Dracula, moving with inhuman speed, wrenched a saber out of the grasp of one of his attackers. Clutching this weapon in a hand that was more than half a claw, the prince parried and fought back, with superhuman strength and skill and quickness, that more than equalized the odds against him.
Twice in those brief but seemingly endless seconds of violence he had the chance to kill one of his opponents—first Seward, then Quincey Morris—but each time Mina screamed and the life of one of Dracula’s enemies was spared.
Then Van Helsing, casting aside physical weapons and brandishing a raised crucifix, advanced on Dracula. Boldly the professor confronted his great antagonist, saying: “Your war against God is over. You must pay for your crimes.”
His enemy contemptuously threw down his saber. A voice, hissing but intelligible, issued from his deformed throat. “Young fool! You would destroy me with the cross? I served it, centuries before you were born.”

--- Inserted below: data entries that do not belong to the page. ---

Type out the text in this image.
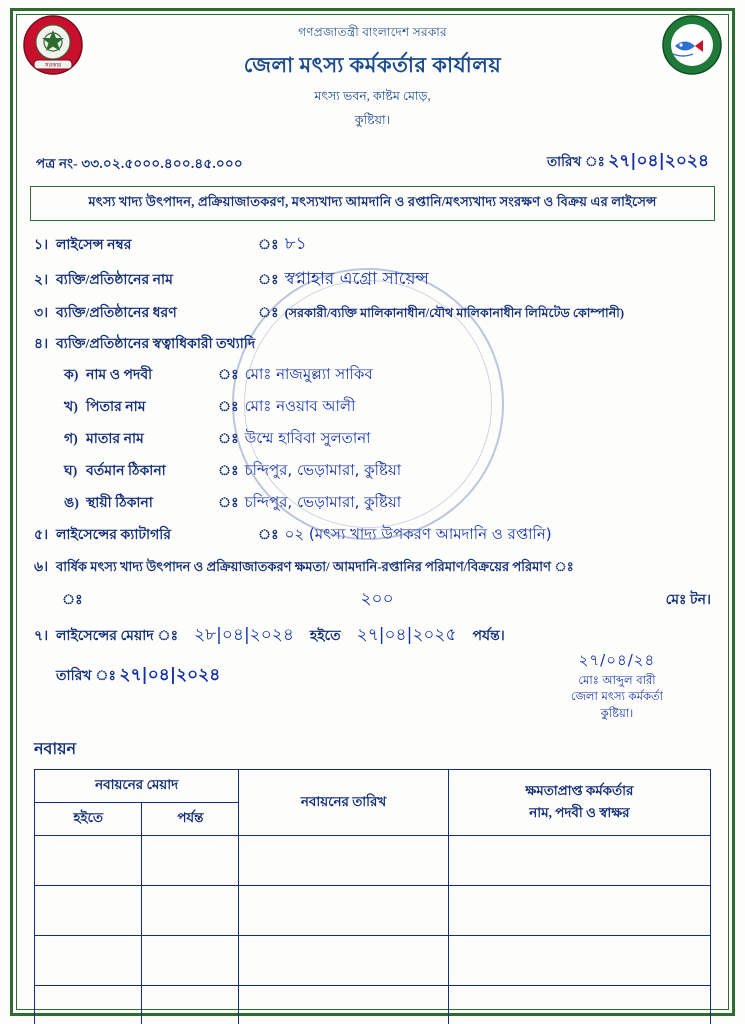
সরকার
গণপ্রজাতন্ত্রী বাংলাদেশ সরকার
জেলা মৎস্য কর্মকর্তার কার্যালয়
মৎস্য ভবন, কাষ্টম মোড়,
কুষ্টিয়া।
পত্র নং- ৩৩.০২.৫০০০.৪০০.৪৫.০০০	তারিখ ঃ ২৭|০৪|২০২৪
মৎস্য খাদ্য উৎপাদন, প্রক্রিয়াজাতকরণ, মৎস্যখাদ্য আমদানি ও রপ্তানি/মৎস্যখাদ্য সংরক্ষণ ও বিক্রয় এর লাইসেন্স
১। লাইসেন্স নম্বর	ঃ ৮১
২। ব্যক্তি/প্রতিষ্ঠানের নাম	ঃ স্বপ্নাহার এগ্রো সায়েন্স
৩। ব্যক্তি/প্রতিষ্ঠানের ধরণ	ঃ (সরকারী/ব্যক্তি মালিকানাধীন/যৌথ মালিকানাধীন লিমিটেড কোম্পানী)
৪। ব্যক্তি/প্রতিষ্ঠানের স্বত্বাধিকারী তথ্যাদি
ক) নাম ও পদবী	ঃ মোঃ নাজমুল্ল্যা সাকিব
খ) পিতার নাম	ঃ মোঃ নওয়াব আলী
গ) মাতার নাম	ঃ উম্মে হাবিবা সুলতানা
ঘ) বর্তমান ঠিকানা	ঃ চন্দিপুর, ভেড়ামারা, কুষ্টিয়া
ঙ) স্থায়ী ঠিকানা	ঃ চন্দিপুর, ভেড়ামারা, কুষ্টিয়া
৫। লাইসেন্সের ক্যাটাগরি	ঃ ০২ (মৎস্য খাদ্য উপকরণ আমদানি ও রপ্তানি)
৬। বার্ষিক মৎস্য খাদ্য উৎপাদন ও প্রক্রিয়াজাতকরণ ক্ষমতা/ আমদানি-রপ্তানির পরিমাণ/বিক্রয়ের পরিমাণ ঃ
ঃ	২০০	মেঃ টন।
৭। লাইসেন্সের মেয়াদ ঃ ২৮|০৪|২০২৪ হইতে ২৭|০৪|২০২৫ পর্যন্ত।
তারিখ ঃ ২৭|০৪|২০২৪
২৭/০৪/২৪
মোঃ আব্দুল বারী
জেলা মৎস্য কর্মকর্তা
কুষ্টিয়া।
নবায়ন
নবায়নের মেয়াদ		নবায়নের তারিখ	ক্ষমতাপ্রাপ্ত কর্মকর্তার
নাম, পদবী ও স্বাক্ষর

হইতে	পর্যন্ত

The vampire’s grotesque forefinger stabbed its pointed nail toward Mina. His bestial eyes, gleaming red, challenged each of the men in turn. “She, your best beloved, is now my flesh, my blood, my kin, my bride! I warn you I will fight for her. My armies will fight for her, my creatures to do my bidding—”
“Leave her to God!” the old man commanded. “Your armies are all dead, and we have met your beasts and do not fear them. Now you must pay for your crimes.”
Hissing again, Dracula stamped a clawed foot; the cross burst into flame. Van Helsing dropped it, and with his other hand splashed the vampire copiously from his flask of holy water. The liquid striking his monstrous flesh smoked and burned like acid, and Dracula screamed, recoiling. Even as he stepped back he straightened, to take a final, longing look at Mina.
As the men with weapons in their hands rushed at him again, he was transformed before their eyes into a man-sized column of rats, which squealed in a hundred inhuman voices and collapsed into a furry pile, the pile in turn flattening itself at once, dissipating into a scurrying black carpet, which in moments had vanished out of the room by every available means of egress.
Silence fell; the enemy was gone, had escaped out of his hunters’ reach. The men’s weapons, physical and spiritual alike, hung useless in their hands, and they stared at one another with a horror approaching that of ultimate defeat.
Mina still huddled on the bed, trying to cover her shame with bloodied sheets.
“Unclean,” she sobbed hopelessly, breaking down utterly at last. “Unclean.”
By sunrise Mina’s hysteria had passed, much to the relief of all the men who still stood ready to die in her defense. All physical traces of last night’s horrific incident had been efficiently removed within minutes of the event; clean sheets and quilt had been provided promptly by a staff of servants well accustomed to medical emergencies at any hour. The victim had even slept a little, and by dawn appeared to be recovering—more or less—from at least the short-term effects of her ghastly experience. On that much Drs. Seward and Van Helsing, meeting in almost continuous professional consultation, could agree.
Neither Mina nor any of the men with her had yet really discussed what long-term effects could be expected from her intimate contact with the vampire. The assumption made by all the men was that the intimacy they had observed had been forced by Dracula; and the unhappy woman had said nothing to contradict that idea.
The immediate shock of the experience seemed to have been at least as great for Harker as for his wife; and in the case of her husband the degree of recovery was, in Seward’s estimation at least, somewhat more difficult to judge. Harker, in the hours since his discovery of his wife in the vampire’s embrace, had for the most part maintained a stoic attitude. Whether he had slept at all was uncertain. He had little to say to anyone, including his wife, and his eyes showed a distant, withdrawn look; his nostrils quivered frequently while his mouth was set as steel.